Yitzhak and Leila, the Romeo and Juliet of the Holy Land
November 2nd, 2004
To mark the Day of the Dead (Dia de los Muertos in Mexico), the International Folk Art Museum of Santa Fe, New Mexico, invites artists and groups to create community altars. On this day, Mexicans traditionally visit the graves of their close kin. The kind of offerings they adorn the graves with are often the subject of the installations presented at the Museum. To reflect the despair I feel around the Middle East situation and my yearning for a peaceful solution, I chose to bring into being the tomb of two fictitious persons* from the Holy Land. Yitzhak was Jew from Jerusalem and Leila a Moslem
from Hebron, Palestine. They met and fell in love. Despite the immensity of their love, both tribes prohibited it. Only in death were they united, Yitzhak and Leila—the Romeo and Juliet of the Holy Land.

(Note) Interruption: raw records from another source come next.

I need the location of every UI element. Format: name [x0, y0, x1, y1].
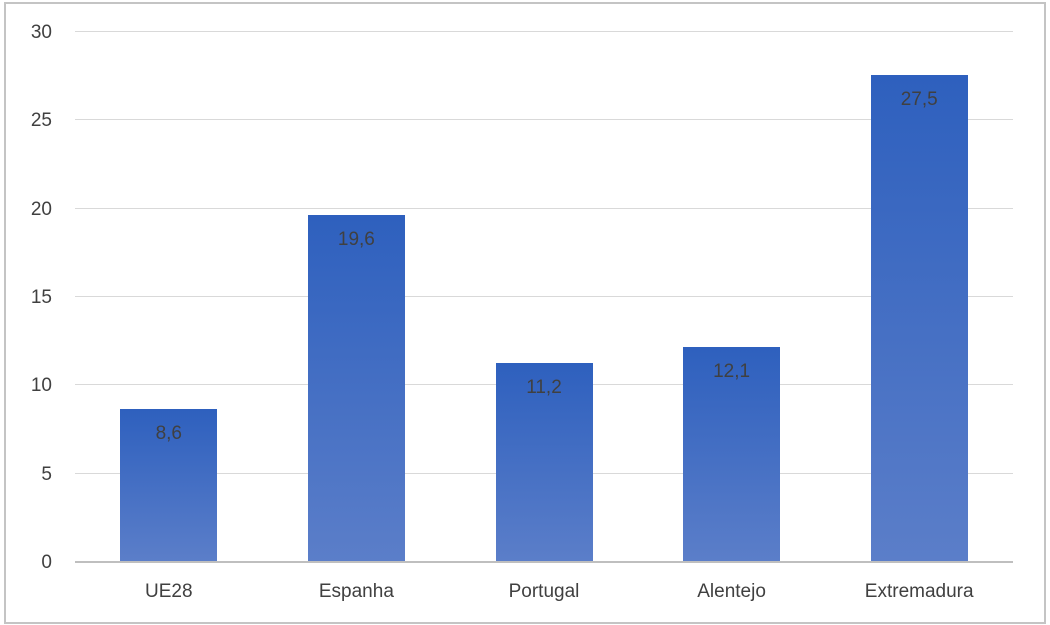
x-axis-label-portugal: Portugal — [508, 581, 580, 602]
bar-value-label: 12,1 — [713, 361, 751, 383]
bar-value-label: 11,2 — [526, 377, 562, 399]
x-axis-label-alentejo: Alentejo — [697, 581, 766, 602]
bar-value-label: 8,6 — [155, 423, 182, 445]
plot-area: 8,6 19,6 11,2 12,1 27,5 — [75, 31, 1013, 563]
x-axis-label-espanha: Espanha — [318, 581, 394, 602]
y-axis-tick-label: 0 — [41, 552, 52, 573]
x-axis-label-ue28: UE28 — [145, 581, 193, 602]
bar-value-label: 27,5 — [900, 89, 938, 111]
y-axis-tick-label: 20 — [30, 198, 52, 220]
gridline — [75, 31, 1013, 32]
gridline — [75, 207, 1013, 209]
y-axis-tick-label: 5 — [41, 463, 52, 485]
bar-alentejo: 12,1 — [683, 347, 781, 561]
bar-value-label: 19,6 — [337, 228, 375, 250]
bar-espanha: 19,6 — [307, 214, 405, 561]
bar-ue28: 8,6 — [120, 409, 218, 561]
bar-extremadura: 27,5 — [870, 75, 968, 561]
y-axis-tick-label: 25 — [30, 110, 52, 132]
y-axis-tick-label: 15 — [30, 287, 52, 308]
gridline — [75, 119, 1013, 121]
x-axis-label-extremadura: Extremadura — [864, 581, 974, 602]
gridline — [75, 296, 1013, 297]
bar-portugal: 11,2 — [495, 363, 593, 561]
y-axis-tick-label: 10 — [30, 375, 52, 397]
y-axis-tick-label: 30 — [30, 22, 52, 43]
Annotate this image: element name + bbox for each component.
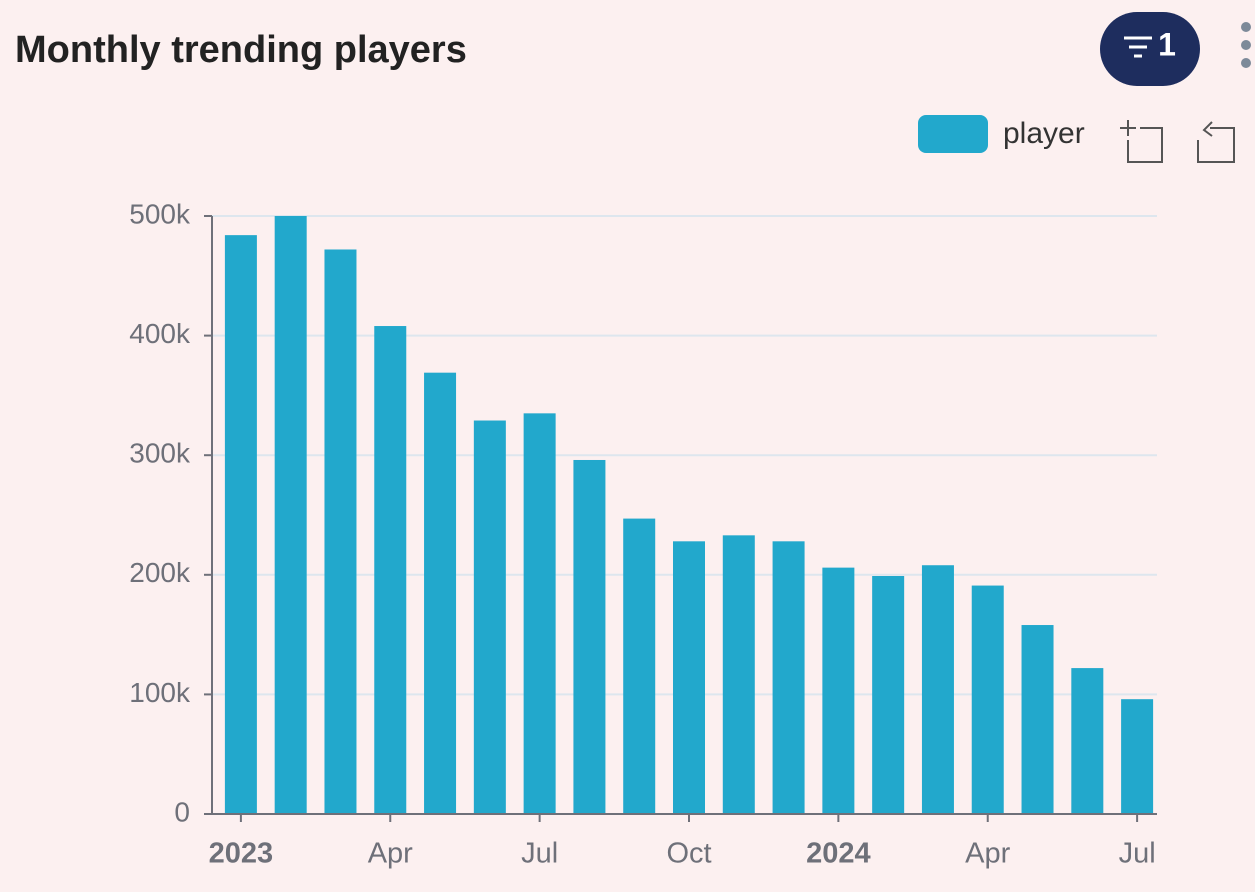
zoom-icon	[1127, 127, 1163, 163]
bar	[971, 585, 1004, 814]
x-tick-label: Apr	[965, 838, 1010, 870]
x-tick-label: Jul	[1119, 838, 1156, 870]
bar	[573, 459, 606, 814]
reset-icon	[1197, 127, 1235, 163]
zoom-icon	[1120, 120, 1136, 136]
x-tick-label: Oct	[666, 838, 711, 870]
filter-pill[interactable]	[1100, 12, 1200, 86]
menu-button[interactable]	[1241, 22, 1251, 68]
x-tick-label: 2023	[209, 838, 274, 870]
filter-count: 1	[1158, 26, 1176, 62]
y-tick-label: 500k	[129, 198, 191, 229]
zoom-tool[interactable]	[1120, 120, 1163, 163]
plot-area: 0 100k 200k 300k 400k 500k 2023 Apr Jul Oct 2024 Ap…	[129, 198, 1157, 870]
bar	[822, 567, 855, 814]
bar	[772, 541, 805, 814]
reset-icon	[1202, 121, 1213, 137]
bar	[673, 541, 705, 814]
bar	[1021, 625, 1054, 814]
bar	[921, 565, 954, 814]
bar	[1071, 668, 1104, 814]
y-tick-label: 300k	[129, 438, 191, 469]
bar	[523, 413, 556, 814]
bar	[473, 420, 506, 814]
x-tick-label: Jul	[521, 838, 558, 870]
bar	[872, 575, 905, 814]
bar	[374, 326, 407, 814]
reset-tool[interactable]	[1197, 121, 1235, 163]
legend-swatch	[918, 115, 988, 153]
bar	[623, 518, 656, 814]
legend-label: player	[1003, 117, 1085, 150]
filter-button[interactable]: 1	[1100, 12, 1200, 86]
y-tick-label: 0	[174, 796, 190, 827]
y-tick-label: 400k	[129, 318, 191, 349]
chart-title: Monthly trending players	[15, 29, 467, 71]
bar	[324, 249, 357, 814]
bar	[424, 372, 457, 814]
menu-dot	[1241, 22, 1251, 32]
bar	[1121, 699, 1154, 814]
bar	[722, 535, 755, 814]
x-tick-label: Apr	[368, 838, 413, 870]
menu-dot	[1241, 40, 1251, 50]
bar	[274, 216, 307, 814]
y-tick-label: 100k	[129, 677, 191, 708]
x-tick-label: 2024	[806, 838, 871, 870]
legend[interactable]: player	[918, 115, 1085, 153]
y-tick-label: 200k	[129, 557, 191, 588]
bar	[224, 235, 257, 815]
menu-dot	[1241, 58, 1251, 68]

We mourn the passing of these two beautiful souls. Some of us believe they did not die in vain... that their story is universal...* that their love symbolizes the yearning of many on both sides—a yearning that is increasingly evident. Let's welcome them back on this Day of the Dead and bless them with the prayers of our hearts for pointing to the Way of Love.
Interestingly, research produced the story of a Jewish/Palestinian couple who were ostracized because of their love—not totally surprising as it is such a universal story.